There are parallels with the other major double-stranded break repair pathway, homologous recombination. Cross-talk exists between HR and innate immune signalling. The PIKK ATM and the PARylation enzyme PARP-1 contribute to NF-κB activation in response to DNA damage by shuttling out of the nucleus and forming a complex with IKKκ/NEMO [98]. On the other hand, the DNA PRR cGAS negatively regulates HR via interaction with PARP-1 [99]. Both NHEJ and HR pathways can therefore carry out DNA repair processes and activation of stress responses and innate immune signalling, all of which have multiple potential consequences for virus infection.
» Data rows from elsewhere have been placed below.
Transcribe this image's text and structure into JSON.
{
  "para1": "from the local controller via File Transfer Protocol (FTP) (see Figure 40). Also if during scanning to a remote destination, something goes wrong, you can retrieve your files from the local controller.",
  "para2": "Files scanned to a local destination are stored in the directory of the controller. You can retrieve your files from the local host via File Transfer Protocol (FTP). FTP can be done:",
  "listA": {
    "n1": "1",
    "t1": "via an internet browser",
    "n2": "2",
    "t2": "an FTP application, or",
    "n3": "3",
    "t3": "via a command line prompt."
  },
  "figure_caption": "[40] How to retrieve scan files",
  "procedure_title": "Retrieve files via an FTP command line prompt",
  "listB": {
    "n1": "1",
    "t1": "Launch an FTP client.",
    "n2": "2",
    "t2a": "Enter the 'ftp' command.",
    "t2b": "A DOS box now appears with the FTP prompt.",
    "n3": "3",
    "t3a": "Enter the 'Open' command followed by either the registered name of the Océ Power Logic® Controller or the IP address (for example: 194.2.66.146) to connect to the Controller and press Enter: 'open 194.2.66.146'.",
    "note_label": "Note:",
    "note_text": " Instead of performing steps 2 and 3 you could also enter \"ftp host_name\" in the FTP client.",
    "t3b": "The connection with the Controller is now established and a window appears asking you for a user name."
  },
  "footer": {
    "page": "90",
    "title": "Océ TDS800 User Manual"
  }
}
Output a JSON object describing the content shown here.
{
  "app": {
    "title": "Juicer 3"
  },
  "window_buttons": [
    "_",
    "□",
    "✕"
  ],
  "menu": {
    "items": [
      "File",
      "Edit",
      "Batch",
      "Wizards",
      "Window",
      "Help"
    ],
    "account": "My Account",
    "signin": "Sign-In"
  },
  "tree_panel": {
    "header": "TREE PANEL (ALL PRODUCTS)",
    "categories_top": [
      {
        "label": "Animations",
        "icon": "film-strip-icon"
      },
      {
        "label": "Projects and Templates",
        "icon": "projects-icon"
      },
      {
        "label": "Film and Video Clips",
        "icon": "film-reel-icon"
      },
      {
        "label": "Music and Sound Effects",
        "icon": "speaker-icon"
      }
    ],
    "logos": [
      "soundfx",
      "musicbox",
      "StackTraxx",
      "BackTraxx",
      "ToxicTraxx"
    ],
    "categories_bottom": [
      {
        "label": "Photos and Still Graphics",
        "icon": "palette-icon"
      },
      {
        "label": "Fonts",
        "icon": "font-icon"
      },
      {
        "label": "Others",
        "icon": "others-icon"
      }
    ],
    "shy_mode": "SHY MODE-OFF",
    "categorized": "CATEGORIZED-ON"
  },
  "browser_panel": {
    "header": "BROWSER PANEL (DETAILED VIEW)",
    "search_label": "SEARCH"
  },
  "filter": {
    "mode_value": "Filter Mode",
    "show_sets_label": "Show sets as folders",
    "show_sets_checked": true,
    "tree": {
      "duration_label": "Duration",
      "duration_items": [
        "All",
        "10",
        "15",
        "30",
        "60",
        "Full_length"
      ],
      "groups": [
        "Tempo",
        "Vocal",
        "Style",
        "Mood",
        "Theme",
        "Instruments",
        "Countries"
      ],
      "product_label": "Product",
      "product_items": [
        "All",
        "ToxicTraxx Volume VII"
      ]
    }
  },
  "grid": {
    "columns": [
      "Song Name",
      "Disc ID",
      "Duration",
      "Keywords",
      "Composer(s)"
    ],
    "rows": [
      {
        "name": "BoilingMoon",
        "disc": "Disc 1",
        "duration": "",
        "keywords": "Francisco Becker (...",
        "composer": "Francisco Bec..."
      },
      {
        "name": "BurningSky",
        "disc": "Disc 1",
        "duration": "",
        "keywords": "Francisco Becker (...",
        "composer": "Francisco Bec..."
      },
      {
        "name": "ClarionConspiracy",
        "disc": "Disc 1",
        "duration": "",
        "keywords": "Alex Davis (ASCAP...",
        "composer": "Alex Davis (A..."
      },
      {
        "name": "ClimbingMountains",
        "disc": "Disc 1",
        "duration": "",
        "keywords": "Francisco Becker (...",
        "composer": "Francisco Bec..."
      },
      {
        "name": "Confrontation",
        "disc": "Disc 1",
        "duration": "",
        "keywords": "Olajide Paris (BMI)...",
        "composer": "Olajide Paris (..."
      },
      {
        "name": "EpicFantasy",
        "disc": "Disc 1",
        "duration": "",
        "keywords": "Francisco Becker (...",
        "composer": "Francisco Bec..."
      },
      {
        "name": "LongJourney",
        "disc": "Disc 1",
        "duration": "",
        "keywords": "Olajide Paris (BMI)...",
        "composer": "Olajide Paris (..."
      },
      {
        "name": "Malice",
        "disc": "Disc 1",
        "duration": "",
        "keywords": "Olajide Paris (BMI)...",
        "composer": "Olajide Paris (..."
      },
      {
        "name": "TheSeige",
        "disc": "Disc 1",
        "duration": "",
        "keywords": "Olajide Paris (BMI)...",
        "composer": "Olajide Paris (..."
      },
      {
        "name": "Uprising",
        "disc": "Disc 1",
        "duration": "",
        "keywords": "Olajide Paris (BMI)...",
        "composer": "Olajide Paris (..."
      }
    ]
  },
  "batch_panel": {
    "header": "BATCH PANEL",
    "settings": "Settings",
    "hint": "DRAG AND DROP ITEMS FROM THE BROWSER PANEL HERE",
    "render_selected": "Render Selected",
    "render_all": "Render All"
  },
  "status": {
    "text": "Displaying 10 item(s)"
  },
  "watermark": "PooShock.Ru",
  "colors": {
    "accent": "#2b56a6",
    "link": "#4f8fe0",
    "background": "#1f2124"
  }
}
Investigating the exact interactions between viruses and their host has become increasingly important with the introduction of viral vectors as delivery vehicles for gene therapy, or as vaccines. The choice of a specific vector which guarantees the best outcome for a patient or induces the most beneficial immune response in vaccine applications requires a deep understanding of the constituent components that are involved in the viral life cycle and are conducive to the desired outcome. Therefore, it is important to understand the mechanisms involved in guaranteeing integrity of the host cell, targeted insertion and productive expression systems. An example would be the above discussed AAV vector, which has been used to express FIX blood coagulation factor skeletal muscle of haemophilia patients [100]. As mentioned above, DNA-PK has a positive impact on the viral life cycle and viral fitness is reduced if inhibited in MO59 and 293 cells [69]. In the case of AAV this knowledge is key because it will influence the choice of helper system. A virus that downregulates DNA-PK activity or certain components of DNA-PK, such as HSV-1, would not present an ideal choice. Indeed, more such mechanistic information is required to understand precisely how NHEJ components regulate multiple aspects of the life cycles of viruses.